The quarantine has presented challenges to artists in every way. Gigs are gone, touring is postponed until 2021 (which is an estimate), and along with concerts goes all other avenues of income for musicians. And this is entirely fair, concerts do involve hundreds or thousands of people in tight spaces; not great in a pandemic. But how can musicians perform for people when they can’t leave their homes?

Taking to the Internet


Live streaming has become the new standard for shows thanks to Zoom, YouTube Live, and even Facebook and Instagram. With established artists like Ben Gibbard (Death Cab for Cutie) and Mike Shinoda (Linkin Park) doing consistent livestreams on YouTube, and indie artists like Dan Mangan using his company Side Door to sell tickets to private zoom meetings, live streaming may be the best we can hope for in the current situation. Going live in their homes has given artists their voices back. 

So what are the advantages? Are people enjoying the shows? For the most part yes! While it may not be as interesting to tune into a livestream, it does allow for clear audio, a comfortable environment, and free access (or lower ticket prices) for anyone with internet access.

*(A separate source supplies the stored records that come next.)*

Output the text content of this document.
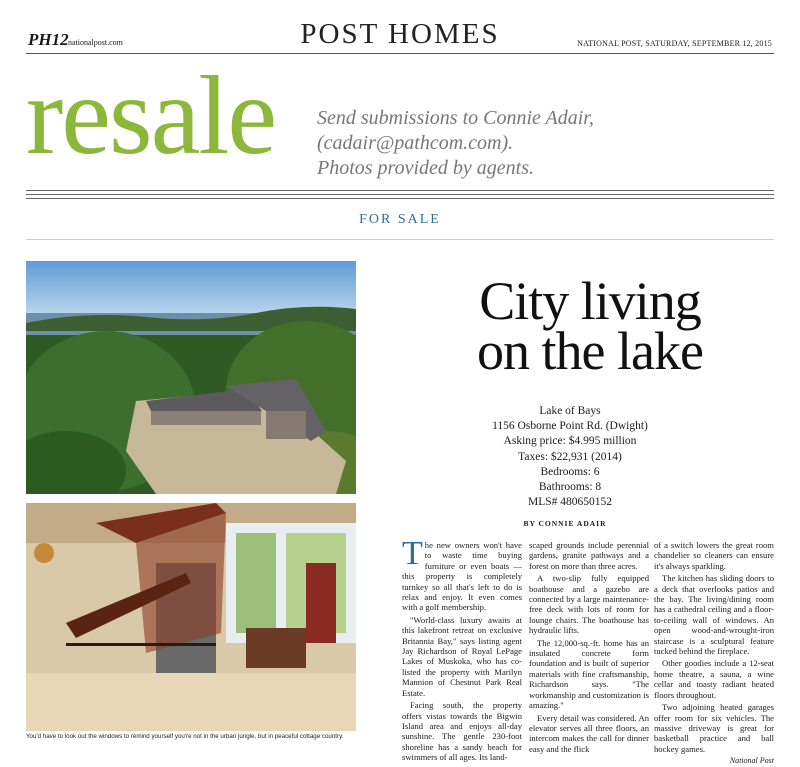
PH12 nationalpost.com	POST HOMES	NATIONAL POST, SATURDAY, SEPTEMBER 12, 2015
resale Send submissions to Connie Adair,
(cadair@pathcom.com).
Photos provided by agents.
FOR SALE
You'd have to look out the windows to remind yourself you're not in the urban jungle, but in peaceful cottage country.
City living
on the lake
Lake of Bays
1156 Osborne Point Rd. (Dwight)
Asking price: $4.995 million
Taxes: $22,931 (2014)
Bedrooms: 6
Bathrooms: 8
MLS# 480650152
BY CONNIE ADAIR

The new owners won't have to waste time buying furniture or even boats — this property is completely turnkey so all that's left to do is relax and enjoy. It even comes with a golf membership.

"World-class luxury awaits at this lakefront retreat on exclusive Britannia Bay," says listing agent Jay Richardson of Royal LePage Lakes of Muskoka, who has co-listed the property with Marilyn Mannion of Chestnut Park Real Estate.

Facing south, the property offers vistas towards the Bigwin Island area and enjoys all-day sunshine. The gentle 230-foot shoreline has a sandy beach for swimmers of all ages. Its land-

scaped grounds include perennial gardens, granite pathways and a forest on more than three acres.

A two-slip fully equipped boathouse and a gazebo are connected by a large maintenance-free deck with lots of room for lounge chairs. The boathouse has hydraulic lifts.

The 12,000-sq.-ft. home has an insulated concrete form foundation and is built of superior materials with fine craftsmanship, Richardson says. "The workmanship and customization is amazing."

Every detail was considered. An elevator serves all three floors, an intercom makes the call for dinner easy and the flick

of a switch lowers the great room chandelier so cleaners can ensure it's always sparkling.

The kitchen has sliding doors to a deck that overlooks patios and the bay. The living/dining room has a cathedral ceiling and a floor-to-ceiling wall of windows. An open wood-and-wrought-iron staircase is a sculptural feature tucked behind the fireplace.

Other goodies include a 12-seat home theatre, a sauna, a wine cellar and toasty radiant heated floors throughout.

Two adjoining heated garages offer room for six vehicles. The massive driveway is great for basketball practice and ball hockey games.

National Post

Many people do report being less interested in staying for the entire stream, but it should be noted that this is not the case for the paid private concerts. Dan Mangan reports that 90% of the viewers will stay for over half of the event if they pay for it, while YouTube reports a 1 minute average view for livestreams on its platform.

Unknown Musicians


Other platforms such as by Amazon are mostly used for video game live streams, but Twitch also features a platform for musicians and producers to stream their own shows. Twitch is a more popular option for those who value interaction between the audience and the artist. This preference comes from the low lag time on the chat next to the stream. This allows newer artists to interact with their viewer such as Marc Rebillet, an electronic artist who rose to fame via his underwear clad solo jam sessions on Twitch.

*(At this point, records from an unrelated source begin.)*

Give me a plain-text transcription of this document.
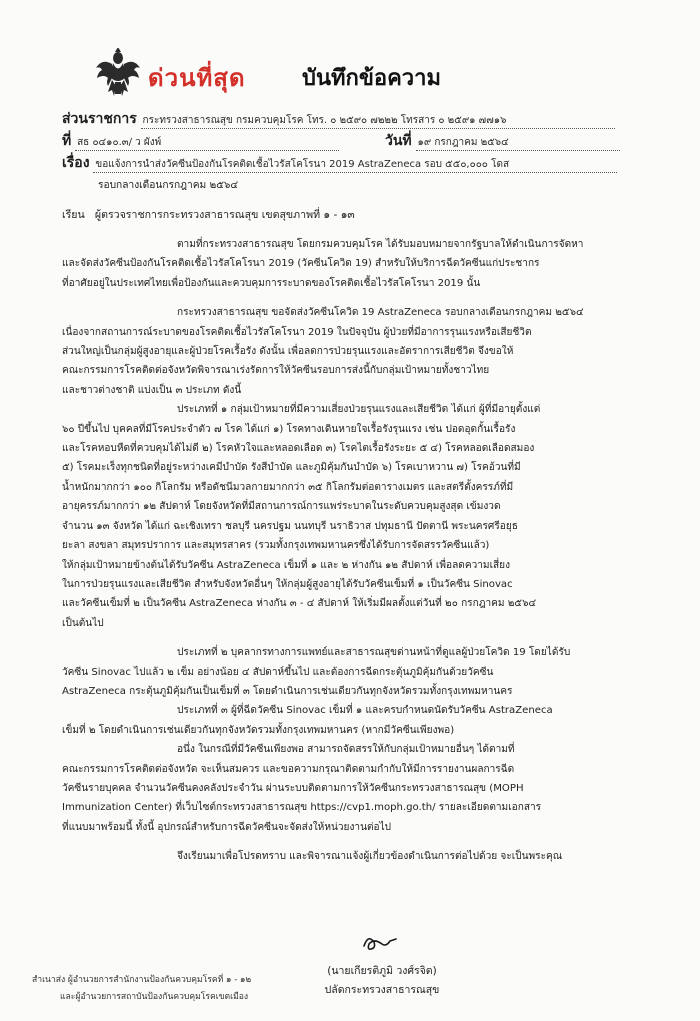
ด่วนที่สุด	บันทึกข้อความ
ส่วนราชการ กระทรวงสาธารณสุข กรมควบคุมโรค โทร. ๐ ๒๕๙๐ ๗๒๒๒ โทรสาร ๐ ๒๕๙๑ ๗๗๑๖
ที่ สธ ๐๔๑๐.๓/ ว ผังพ์	วันที่ ๑๙ กรกฎาคม ๒๕๖๔
เรื่อง ขอแจ้งการนำส่งวัคซีนป้องกันโรคติดเชื้อไวรัสโคโรนา 2019 AstraZeneca รอบ ๕๕๐,๐๐๐ โดส
รอบกลางเดือนกรกฎาคม ๒๕๖๔
เรียน ผู้ตรวจราชการกระทรวงสาธารณสุข เขตสุขภาพที่ ๑ - ๑๓
ตามที่กระทรวงสาธารณสุข โดยกรมควบคุมโรค ได้รับมอบหมายจากรัฐบาลให้ดำเนินการจัดหา
และจัดส่งวัคซีนป้องกันโรคติดเชื้อไวรัสโคโรนา 2019 (วัคซีนโควิด 19) สำหรับให้บริการฉีดวัคซีนแก่ประชากร
ที่อาศัยอยู่ในประเทศไทยเพื่อป้องกันและควบคุมการระบาดของโรคติดเชื้อไวรัสโคโรนา 2019 นั้น
กระทรวงสาธารณสุข ขอจัดส่งวัคซีนโควิด 19 AstraZeneca รอบกลางเดือนกรกฎาคม ๒๕๖๔
เนื่องจากสถานการณ์ระบาดของโรคติดเชื้อไวรัสโคโรนา 2019 ในปัจจุบัน ผู้ป่วยที่มีอาการรุนแรงหรือเสียชีวิต
ส่วนใหญ่เป็นกลุ่มผู้สูงอายุและผู้ป่วยโรคเรื้อรัง ดังนั้น เพื่อลดการป่วยรุนแรงและอัตราการเสียชีวิต จึงขอให้
คณะกรรมการโรคติดต่อจังหวัดพิจารณาเร่งรัดการให้วัคซีนรอบการส่งนี้กับกลุ่มเป้าหมายทั้งชาวไทย
และชาวต่างชาติ แบ่งเป็น ๓ ประเภท ดังนี้
ประเภทที่ ๑ กลุ่มเป้าหมายที่มีความเสี่ยงป่วยรุนแรงและเสียชีวิต ได้แก่ ผู้ที่มีอายุตั้งแต่
๖๐ ปีขึ้นไป บุคคลที่มีโรคประจำตัว ๗ โรค ได้แก่ ๑) โรคทางเดินหายใจเรื้อรังรุนแรง เช่น ปอดอุดกั้นเรื้อรัง
และโรคหอบหืดที่ควบคุมได้ไม่ดี ๒) โรคหัวใจและหลอดเลือด ๓) โรคไตเรื้อรังระยะ ๕ ๔) โรคหลอดเลือดสมอง
๕) โรคมะเร็งทุกชนิดที่อยู่ระหว่างเคมีบำบัด รังสีบำบัด และภูมิคุ้มกันบำบัด ๖) โรคเบาหวาน ๗) โรคอ้วนที่มี
น้ำหนักมากกว่า ๑๐๐ กิโลกรัม หรือดัชนีมวลกายมากกว่า ๓๕ กิโลกรัมต่อตารางเมตร และสตรีตั้งครรภ์ที่มี
อายุครรภ์มากกว่า ๑๒ สัปดาห์ โดยจังหวัดที่มีสถานการณ์การแพร่ระบาดในระดับควบคุมสูงสุด เข้มงวด
จำนวน ๑๓ จังหวัด ได้แก่ ฉะเชิงเทรา ชลบุรี นครปฐม นนทบุรี นราธิวาส ปทุมธานี ปัตตานี พระนครศรีอยุธ
ยะลา สงขลา สมุทรปราการ และสมุทรสาคร (รวมทั้งกรุงเทพมหานครซึ่งได้รับการจัดสรรวัคซีนแล้ว)
ให้กลุ่มเป้าหมายข้างต้นได้รับวัคซีน AstraZeneca เข็มที่ ๑ และ ๒ ห่างกัน ๑๒ สัปดาห์ เพื่อลดความเสี่ยง
ในการป่วยรุนแรงและเสียชีวิต สำหรับจังหวัดอื่นๆ ให้กลุ่มผู้สูงอายุได้รับวัคซีนเข็มที่ ๑ เป็นวัคซีน Sinovac
และวัคซีนเข็มที่ ๒ เป็นวัคซีน AstraZeneca ห่างกัน ๓ - ๔ สัปดาห์ ให้เริ่มมีผลตั้งแต่วันที่ ๒๐ กรกฎาคม ๒๕๖๔
เป็นต้นไป
ประเภทที่ ๒ บุคลากรทางการแพทย์และสาธารณสุขด่านหน้าที่ดูแลผู้ป่วยโควิด 19 โดยได้รับ
วัคซีน Sinovac ไปแล้ว ๒ เข็ม อย่างน้อย ๔ สัปดาห์ขึ้นไป และต้องการฉีดกระตุ้นภูมิคุ้มกันด้วยวัคซีน
AstraZeneca กระตุ้นภูมิคุ้มกันเป็นเข็มที่ ๓ โดยดำเนินการเช่นเดียวกันทุกจังหวัดรวมทั้งกรุงเทพมหานคร
ประเภทที่ ๓ ผู้ที่ฉีดวัคซีน Sinovac เข็มที่ ๑ และครบกำหนดนัดรับวัคซีน AstraZeneca
เข็มที่ ๒ โดยดำเนินการเช่นเดียวกันทุกจังหวัดรวมทั้งกรุงเทพมหานคร (หากมีวัคซีนเพียงพอ)
อนึ่ง ในกรณีที่มีวัคซีนเพียงพอ สามารถจัดสรรให้กับกลุ่มเป้าหมายอื่นๆ ได้ตามที่
คณะกรรมการโรคติดต่อจังหวัด จะเห็นสมควร และขอความกรุณาติดตามกำกับให้มีการรายงานผลการฉีด
วัคซีนรายบุคคล จำนวนวัคซีนคงคลังประจำวัน ผ่านระบบติดตามการให้วัคซีนกระทรวงสาธารณสุข (MOPH
Immunization Center) ที่เว็บไซต์กระทรวงสาธารณสุข https://cvp1.moph.go.th/ รายละเอียดตามเอกสาร
ที่แนบมาพร้อมนี้ ทั้งนี้ อุปกรณ์สำหรับการฉีดวัคซีนจะจัดส่งให้หน่วยงานต่อไป
จึงเรียนมาเพื่อโปรดทราบ และพิจารณาแจ้งผู้เกี่ยวข้องดำเนินการต่อไปด้วย จะเป็นพระคุณ
(นายเกียรติภูมิ วงศ์รจิต)
ปลัดกระทรวงสาธารณสุข
สำเนาส่ง ผู้อำนวยการสำนักงานป้องกันควบคุมโรคที่ ๑ - ๑๒
และผู้อำนวยการสถาบันป้องกันควบคุมโรคเขตเมือง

Live streaming may be the future due to its incredibly low cost compared to touring. Thinking about it in terms of a new artist, a livestream costs at most a few computer upgrades to ensure quality while touring costs time, sweat, and tears. Even after this pandemic ends, many artists will still choose to livestream often and tour more rarely. Why put in all that effort into performing for a few people when the potential for unlimited viewers is right there?